To his credit, Patel has not wavered from his mission of inflation-fighting and cleaning up the mess of bad loans. And, he calls a spade a spade even though it’s not music to the ear for the government—that is, of course, when he decides to speak.
Unlike in the past, the RBI monetary policy is no longer a governor’s policy. The six-member monetary policy committee (MPC) now takes the call. The framework has been put in place following the suggestions of an expert panel, headed by Patel himself. Since June, the policy rate has been raised twice and, at every policy statement, Patel reiterates his intolerance for inflation moving beyond the medium-term target of 4% within a band of +/- 2%.
In his first year, he spurned the invitation of the finance ministry for a meeting with the MPC members and made public his displeasure with the farm loan waivers announced by states. In the second, the skirmishes continued while the issues have changed. They, in fact, intensified after Patel said regulatory power should be ownership-neutral. His argument is all commercial banks are regulated by RBI under the Banking Regulation Act but the public sector banks (PSBs) are regulated by the government too, their majority owner. This restrains RBI from exercising certain powers which it has over the private banks.

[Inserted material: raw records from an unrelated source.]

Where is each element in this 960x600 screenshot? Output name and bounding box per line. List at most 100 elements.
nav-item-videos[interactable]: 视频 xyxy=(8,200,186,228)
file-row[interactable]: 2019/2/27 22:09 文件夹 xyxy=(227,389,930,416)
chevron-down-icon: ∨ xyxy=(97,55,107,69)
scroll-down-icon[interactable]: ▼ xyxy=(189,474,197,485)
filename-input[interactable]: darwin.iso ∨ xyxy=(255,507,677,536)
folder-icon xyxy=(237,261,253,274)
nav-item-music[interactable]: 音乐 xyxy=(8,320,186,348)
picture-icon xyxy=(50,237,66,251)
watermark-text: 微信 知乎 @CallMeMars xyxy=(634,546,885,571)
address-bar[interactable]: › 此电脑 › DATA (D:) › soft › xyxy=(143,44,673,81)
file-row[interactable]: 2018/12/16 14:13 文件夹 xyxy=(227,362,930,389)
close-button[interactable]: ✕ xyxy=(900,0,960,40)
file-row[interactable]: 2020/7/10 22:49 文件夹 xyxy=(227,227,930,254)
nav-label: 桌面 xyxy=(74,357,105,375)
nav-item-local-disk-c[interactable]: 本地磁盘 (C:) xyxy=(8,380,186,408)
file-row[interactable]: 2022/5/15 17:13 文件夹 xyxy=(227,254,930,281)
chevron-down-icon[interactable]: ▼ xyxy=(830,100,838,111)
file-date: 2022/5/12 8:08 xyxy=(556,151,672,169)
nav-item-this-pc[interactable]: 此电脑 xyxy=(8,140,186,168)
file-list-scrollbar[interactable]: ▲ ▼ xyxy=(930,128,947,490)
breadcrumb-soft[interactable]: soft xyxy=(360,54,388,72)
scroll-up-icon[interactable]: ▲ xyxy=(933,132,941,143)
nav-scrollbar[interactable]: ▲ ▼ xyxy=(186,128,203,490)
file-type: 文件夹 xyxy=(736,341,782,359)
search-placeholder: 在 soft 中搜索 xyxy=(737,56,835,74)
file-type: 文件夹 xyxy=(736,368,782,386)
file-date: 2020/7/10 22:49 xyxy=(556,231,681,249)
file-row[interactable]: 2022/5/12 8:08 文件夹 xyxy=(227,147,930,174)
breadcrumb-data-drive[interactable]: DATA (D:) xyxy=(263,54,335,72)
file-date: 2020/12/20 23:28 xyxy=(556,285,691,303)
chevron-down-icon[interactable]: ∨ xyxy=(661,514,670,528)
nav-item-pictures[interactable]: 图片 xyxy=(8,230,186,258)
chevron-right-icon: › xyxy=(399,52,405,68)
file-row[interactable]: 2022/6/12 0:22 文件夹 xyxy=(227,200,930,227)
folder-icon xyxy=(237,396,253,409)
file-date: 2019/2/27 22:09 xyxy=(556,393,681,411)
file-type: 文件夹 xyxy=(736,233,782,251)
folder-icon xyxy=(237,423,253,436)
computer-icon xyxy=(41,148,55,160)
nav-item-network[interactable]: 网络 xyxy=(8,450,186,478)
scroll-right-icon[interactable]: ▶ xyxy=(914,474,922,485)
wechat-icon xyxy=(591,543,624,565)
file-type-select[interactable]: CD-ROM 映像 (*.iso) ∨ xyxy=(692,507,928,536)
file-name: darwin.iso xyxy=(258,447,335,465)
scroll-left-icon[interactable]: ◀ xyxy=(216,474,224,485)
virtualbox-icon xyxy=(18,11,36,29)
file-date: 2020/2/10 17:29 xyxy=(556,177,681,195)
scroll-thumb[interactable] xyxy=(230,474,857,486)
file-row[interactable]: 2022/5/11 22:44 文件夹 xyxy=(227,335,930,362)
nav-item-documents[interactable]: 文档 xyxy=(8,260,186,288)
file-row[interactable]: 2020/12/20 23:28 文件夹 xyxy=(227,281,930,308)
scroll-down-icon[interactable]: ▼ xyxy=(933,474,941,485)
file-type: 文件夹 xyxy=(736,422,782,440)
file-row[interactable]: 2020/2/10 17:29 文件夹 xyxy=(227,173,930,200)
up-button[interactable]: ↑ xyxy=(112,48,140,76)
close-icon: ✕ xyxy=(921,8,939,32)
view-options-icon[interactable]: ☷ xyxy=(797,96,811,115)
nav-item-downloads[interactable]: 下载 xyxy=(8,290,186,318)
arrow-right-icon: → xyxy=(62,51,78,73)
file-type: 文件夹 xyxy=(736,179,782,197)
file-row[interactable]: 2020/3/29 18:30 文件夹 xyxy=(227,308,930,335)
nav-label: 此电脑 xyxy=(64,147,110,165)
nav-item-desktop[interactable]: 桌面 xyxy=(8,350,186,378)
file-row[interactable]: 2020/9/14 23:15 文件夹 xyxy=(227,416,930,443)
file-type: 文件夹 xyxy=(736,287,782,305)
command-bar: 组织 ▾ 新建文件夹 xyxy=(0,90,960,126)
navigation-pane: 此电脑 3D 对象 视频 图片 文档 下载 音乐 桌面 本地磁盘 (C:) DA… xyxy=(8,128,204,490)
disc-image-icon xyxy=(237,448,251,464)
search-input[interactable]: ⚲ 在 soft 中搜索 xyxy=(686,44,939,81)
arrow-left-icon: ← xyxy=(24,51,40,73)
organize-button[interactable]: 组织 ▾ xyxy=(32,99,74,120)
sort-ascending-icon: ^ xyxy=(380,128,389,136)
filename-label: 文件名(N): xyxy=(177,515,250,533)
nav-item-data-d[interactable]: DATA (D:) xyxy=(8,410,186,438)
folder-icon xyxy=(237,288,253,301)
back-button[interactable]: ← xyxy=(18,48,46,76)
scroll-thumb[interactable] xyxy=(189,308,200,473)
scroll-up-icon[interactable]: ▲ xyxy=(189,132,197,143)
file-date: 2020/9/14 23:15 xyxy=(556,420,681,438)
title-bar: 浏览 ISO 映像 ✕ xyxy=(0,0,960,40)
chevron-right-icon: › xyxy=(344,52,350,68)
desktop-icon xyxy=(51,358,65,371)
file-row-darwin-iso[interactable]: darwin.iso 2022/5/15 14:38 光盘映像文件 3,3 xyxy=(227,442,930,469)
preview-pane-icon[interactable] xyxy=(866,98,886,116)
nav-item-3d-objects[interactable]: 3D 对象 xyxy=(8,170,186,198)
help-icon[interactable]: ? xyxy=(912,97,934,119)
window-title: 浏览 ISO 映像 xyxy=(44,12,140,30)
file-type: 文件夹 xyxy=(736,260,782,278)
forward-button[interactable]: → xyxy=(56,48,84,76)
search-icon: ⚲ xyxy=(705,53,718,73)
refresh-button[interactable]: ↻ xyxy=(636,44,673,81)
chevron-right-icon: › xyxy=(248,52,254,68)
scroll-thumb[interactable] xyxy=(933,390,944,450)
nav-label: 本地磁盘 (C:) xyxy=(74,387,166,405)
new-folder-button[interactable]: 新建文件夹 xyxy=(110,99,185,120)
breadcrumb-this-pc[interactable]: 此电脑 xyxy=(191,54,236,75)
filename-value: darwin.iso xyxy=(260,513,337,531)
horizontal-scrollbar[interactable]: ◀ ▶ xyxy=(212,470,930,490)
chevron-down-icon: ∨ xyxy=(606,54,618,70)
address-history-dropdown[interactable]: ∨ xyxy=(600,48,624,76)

Many interpreted this as Patel’s attempt to cover up the perceived failure of the banking regulator to prevent frauds. Has he said anything new? It was just a reiteration of what a government-appointed panel, headed by former RBI governor M. Narasimham, had pointed out 27 years ago—the dual control over the banking system of the finance ministry and RBI should end. While most of the recommendations of the Narasimham panel have been implemented, the government has been ignoring this.
While briefing a parliamentary panel whose members include former prime minister Manmohan Singh, Patel once again sought more powers to oversee the PSBs. He also said no central bank nominee should be on the boards of PSBs to avoid “any conflict of interest”.

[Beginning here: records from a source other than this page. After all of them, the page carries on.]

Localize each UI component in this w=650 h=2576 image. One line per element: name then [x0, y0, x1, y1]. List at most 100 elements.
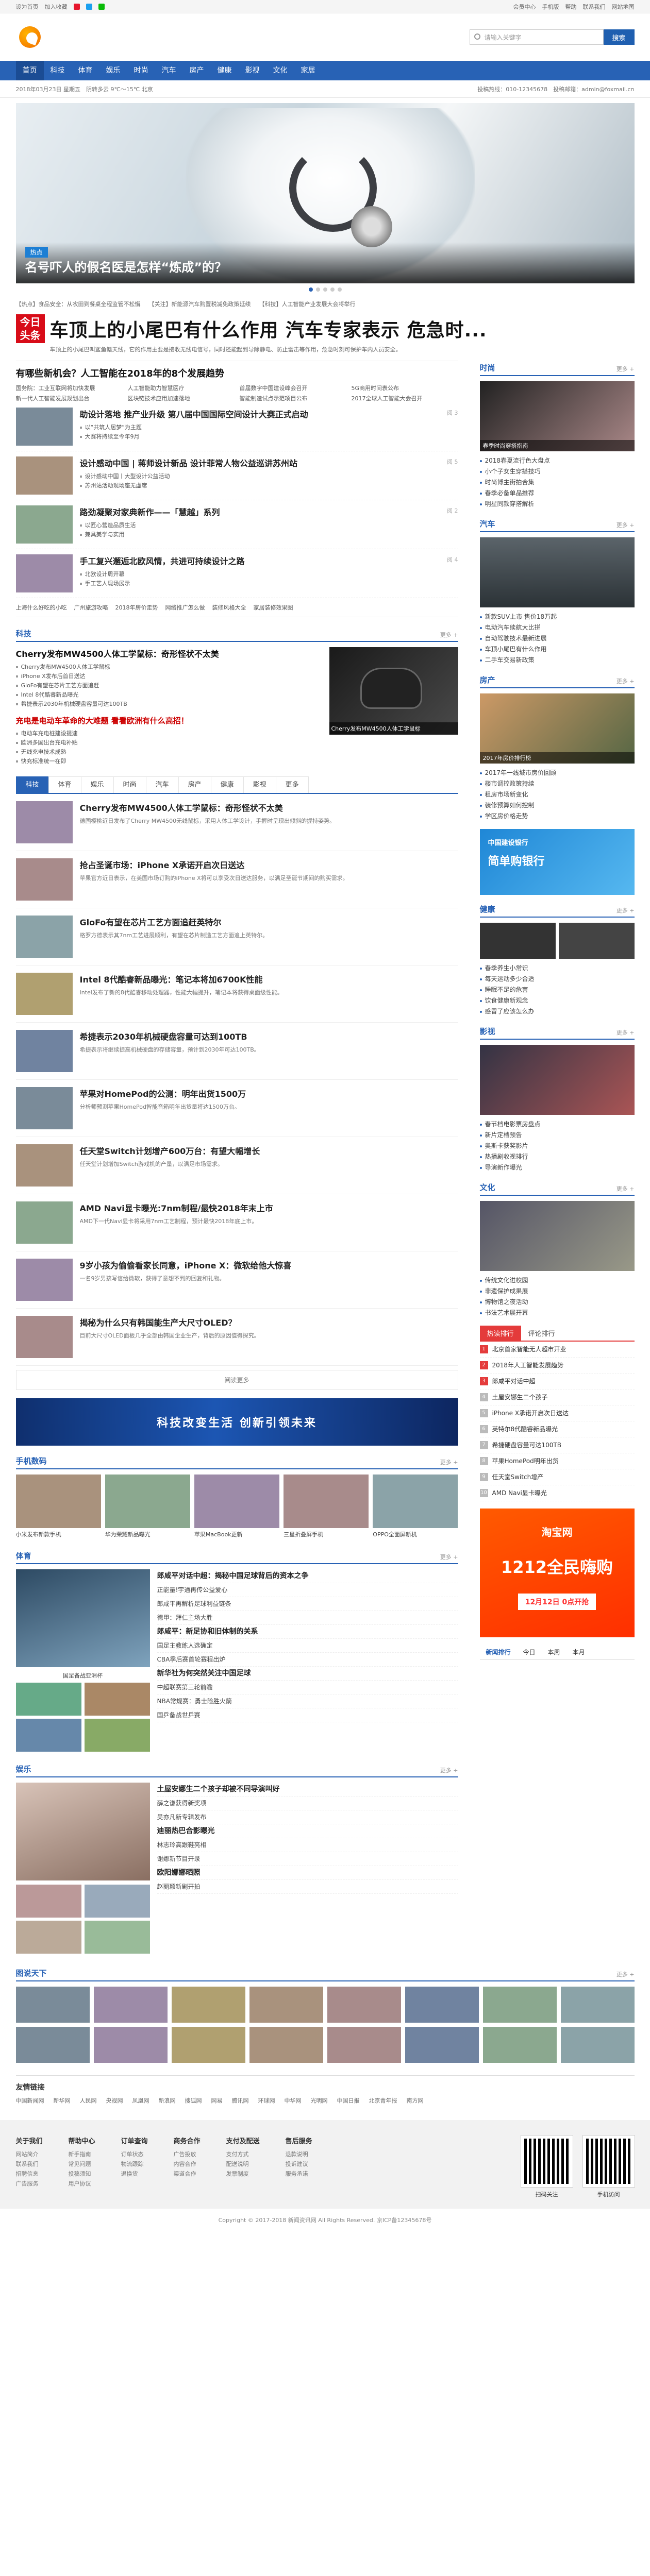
- rank-title[interactable]: 北京首家智能无人超市开业: [492, 1342, 566, 1357]
- fashion-news-item[interactable]: 明星同款穿搭解析: [479, 499, 635, 510]
- bullet-item[interactable]: 大赛将持续至今年9月: [79, 432, 308, 442]
- fashion-image[interactable]: 春季时尚穿搭指南: [479, 381, 635, 451]
- rank-item[interactable]: 1 北京首家智能无人超市开业: [479, 1342, 635, 1358]
- wechat-icon[interactable]: [98, 4, 105, 10]
- sports-news-item[interactable]: CBA季后赛首轮赛程出炉: [157, 1653, 458, 1667]
- more-link[interactable]: 更多 +: [616, 677, 635, 687]
- mobile-link[interactable]: 手机版: [542, 3, 559, 11]
- headline-title[interactable]: 车顶上的小尾巴有什么作用 汽车专家表示 危急时...: [50, 315, 487, 342]
- sports-news-item[interactable]: 国乒备战世乒赛: [157, 1708, 458, 1722]
- footer-link[interactable]: 渠道合作: [174, 2169, 201, 2179]
- bullet-item[interactable]: iPhone X发布后首日送达: [15, 672, 321, 681]
- ent-headline[interactable]: 欧阳娜娜晒照: [157, 1869, 201, 1877]
- category-tab[interactable]: 更多: [275, 776, 309, 793]
- more-link[interactable]: 更多 +: [440, 1553, 458, 1563]
- sports-news-item[interactable]: 正能量!宇通再传公益爱心: [157, 1583, 458, 1597]
- friend-link[interactable]: 网易: [211, 2096, 223, 2105]
- footer-link[interactable]: 订单状态: [121, 2149, 148, 2159]
- article-thumb[interactable]: [15, 456, 73, 495]
- sports-link[interactable]: CBA季后赛首轮赛程出炉: [157, 1656, 226, 1663]
- footer-link[interactable]: 用户协议: [69, 2179, 95, 2189]
- slider-dot[interactable]: [308, 287, 313, 292]
- rank-item[interactable]: 5 iPhone X承诺开启次日送达: [479, 1405, 635, 1421]
- ent-thumb[interactable]: [84, 1885, 150, 1918]
- category-tab[interactable]: 房产: [178, 776, 211, 793]
- bullet-item[interactable]: 以匠心营造品质生活: [79, 521, 220, 530]
- feed-thumb[interactable]: [15, 1087, 73, 1129]
- ent-news-item[interactable]: 欧阳娜娜晒照: [157, 1866, 458, 1880]
- member-center-link[interactable]: 会员中心: [513, 3, 536, 11]
- fashion-news-item[interactable]: 春季必备单品推荐: [479, 488, 635, 499]
- rank-item[interactable]: 7 希捷硬盘容量可达100TB: [479, 1437, 635, 1453]
- feed-title[interactable]: 任天堂Switch计划增产600万台：有望大幅增长: [80, 1144, 260, 1157]
- sports-news-item[interactable]: 郎咸平对话中超：揭秘中国足球背后的资本之争: [157, 1569, 458, 1583]
- ent-link[interactable]: 赵丽颖新剧开拍: [157, 1883, 201, 1890]
- nav-item[interactable]: 家居: [294, 61, 322, 80]
- bullet-item[interactable]: 无线充电技术成熟: [15, 748, 321, 757]
- bullet-item[interactable]: 设计感动中国丨大型设计公益活动: [79, 472, 298, 481]
- search-input[interactable]: 请输入关键字: [469, 29, 604, 45]
- feed-thumb[interactable]: [15, 1259, 73, 1301]
- sports-thumb[interactable]: [15, 1719, 81, 1752]
- sports-headline[interactable]: 郎咸平对话中超：揭秘中国足球背后的资本之争: [157, 1572, 309, 1580]
- nav-item[interactable]: 体育: [72, 61, 99, 80]
- more-link[interactable]: 更多 +: [440, 631, 458, 641]
- health-news-item[interactable]: 感冒了应该怎么办: [479, 1006, 635, 1017]
- tech-image[interactable]: Cherry发布MW4500人体工学鼠标: [329, 647, 458, 735]
- footer-link[interactable]: 广告投放: [174, 2149, 201, 2159]
- more-link[interactable]: 更多 +: [440, 1766, 458, 1776]
- friend-link[interactable]: 北京青年报: [369, 2096, 397, 2105]
- more-link[interactable]: 更多 +: [616, 1184, 635, 1195]
- rank-item[interactable]: 2 2018年人工智能发展趋势: [479, 1358, 635, 1374]
- more-link[interactable]: 更多 +: [440, 1458, 458, 1468]
- nav-item[interactable]: 娱乐: [99, 61, 127, 80]
- ent-headline[interactable]: 迪丽热巴合影曝光: [157, 1827, 215, 1835]
- gallery-thumb[interactable]: [15, 2027, 90, 2063]
- friend-link[interactable]: 光明网: [311, 2096, 328, 2105]
- lead-title[interactable]: 有哪些新机会？人工智能在2018年的8个发展趋势: [16, 368, 225, 379]
- friend-link[interactable]: 新浪网: [159, 2096, 176, 2105]
- bullet-item[interactable]: 苏州站活动现场座无虚席: [79, 481, 298, 490]
- ent-link[interactable]: 林志玲高跟鞋亮相: [157, 1841, 207, 1849]
- gallery-thumb[interactable]: [560, 2027, 635, 2063]
- gallery-thumb[interactable]: [15, 1987, 90, 2023]
- film-news-item[interactable]: 新片定档预告: [479, 1130, 635, 1141]
- category-tab[interactable]: 娱乐: [80, 776, 114, 793]
- gallery-thumb[interactable]: [93, 2027, 168, 2063]
- sports-headline[interactable]: 郎咸平：新足协和旧体制的关系: [157, 1628, 258, 1636]
- culture-news-item[interactable]: 书法艺术展开幕: [479, 1308, 635, 1318]
- nav-item[interactable]: 影视: [239, 61, 266, 80]
- digital-card[interactable]: 三星折叠屏手机: [284, 1475, 369, 1538]
- feed-title[interactable]: AMD Navi显卡曝光:7nm制程/最快2018年末上市: [80, 1201, 273, 1214]
- culture-news-item[interactable]: 非遗保护成果展: [479, 1286, 635, 1297]
- bullet-item[interactable]: 欧洲多国出台充电补贴: [15, 738, 321, 748]
- ent-news-item[interactable]: 谢娜新节目开录: [157, 1852, 458, 1866]
- footer-link[interactable]: 退换货: [121, 2169, 148, 2179]
- sports-link[interactable]: 中超联赛第三轮前瞻: [157, 1684, 213, 1691]
- tencent-weibo-icon[interactable]: [86, 4, 92, 10]
- footer-link[interactable]: 常见问题: [69, 2159, 95, 2169]
- sports-thumb[interactable]: [84, 1719, 150, 1752]
- bullet-item[interactable]: 电动车充电桩建设提速: [15, 729, 321, 738]
- footer-link[interactable]: 投诉建议: [286, 2159, 312, 2169]
- tech-feature2-title[interactable]: 充电是电动车革命的大难题 看看欧洲有什么高招！: [16, 715, 321, 726]
- rank-title[interactable]: 郎咸平对话中超: [492, 1374, 536, 1389]
- fashion-news-item[interactable]: 时尚博主街拍合集: [479, 477, 635, 488]
- feed-thumb[interactable]: [15, 1201, 73, 1244]
- sports-thumb[interactable]: [15, 1683, 81, 1716]
- sports-news-item[interactable]: 郎咸平再解析足球利益链条: [157, 1597, 458, 1611]
- site-logo[interactable]: [16, 23, 44, 51]
- lead-link[interactable]: 区块链技术应用加速落地: [128, 394, 235, 402]
- film-news-item[interactable]: 春节档电影票房盘点: [479, 1119, 635, 1130]
- rank-item[interactable]: 10 AMD Navi显卡曝光: [479, 1485, 635, 1501]
- film-news-item[interactable]: 奥斯卡获奖影片: [479, 1141, 635, 1151]
- contact-link[interactable]: 联系我们: [583, 3, 606, 11]
- sitemap-link[interactable]: 网站地图: [612, 3, 635, 11]
- weibo-icon[interactable]: [73, 4, 80, 10]
- auto-news-item[interactable]: 电动汽车续航大比拼: [479, 622, 635, 633]
- hero-slider[interactable]: 热点 名号吓人的假名医是怎样“炼成”的？: [15, 103, 635, 283]
- health-news-item[interactable]: 饮食健康新观念: [479, 995, 635, 1006]
- rank-title[interactable]: AMD Navi显卡曝光: [492, 1485, 547, 1501]
- ent-link[interactable]: 谢娜新节目开录: [157, 1855, 201, 1862]
- ent-news-item[interactable]: 迪丽热巴合影曝光: [157, 1824, 458, 1838]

The list of issues on which RBI and the government have differing views is long. Despite the government’s nudge, the central bank has not diluted its stand on taking the power sector defaulters to the National Company Law Tribunal. The government seems to want RBI to take a relook at its prompt corrective action norms which do not allow weak banks to expand business. RBI cannot afford to dilute the bad loan recognition and resolution norms for defaulters in the power sector as that will compromise the sanctity of the Insolvency and Bankruptcy Code, a watershed towards improving the credit culture in India.

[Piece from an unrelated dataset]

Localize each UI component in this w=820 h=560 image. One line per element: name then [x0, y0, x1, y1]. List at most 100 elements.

The new RBI, under Patel, has zero tolerance for non-compliance. The board of Axis Bank had to cut short its CEO’s tenure while Yes Bank is anxiously waiting for another term of its CEO who has been asked to continue “till further notice”. The promoters of two small finance banks have stepped down as CEOs as they couldn’t conform to ownership norms. Kotak Mahindra Bank’s plan to dilute the promoter’s stake has not got the central bank’s nod. For banks, the days of regulatory forbearance are over.
One can always argue that the new regime is too harsh on PSBs; the bad loans were created over a period and the banks should be given more time to deal with them. But that’s the headache of their majority owner, not the regulator. The government needs to decide on their fate—whether to use euthanasia for some of them or nurse them back to health by ensuring capital, independence of their boards and governance.
While the bankers are finding him too tough, the bureaucrats see him as reticent and analysts call him non-communicative, the key takeaway from his first two years is that Patel knows his onions and will not surrender the central bank’s independence.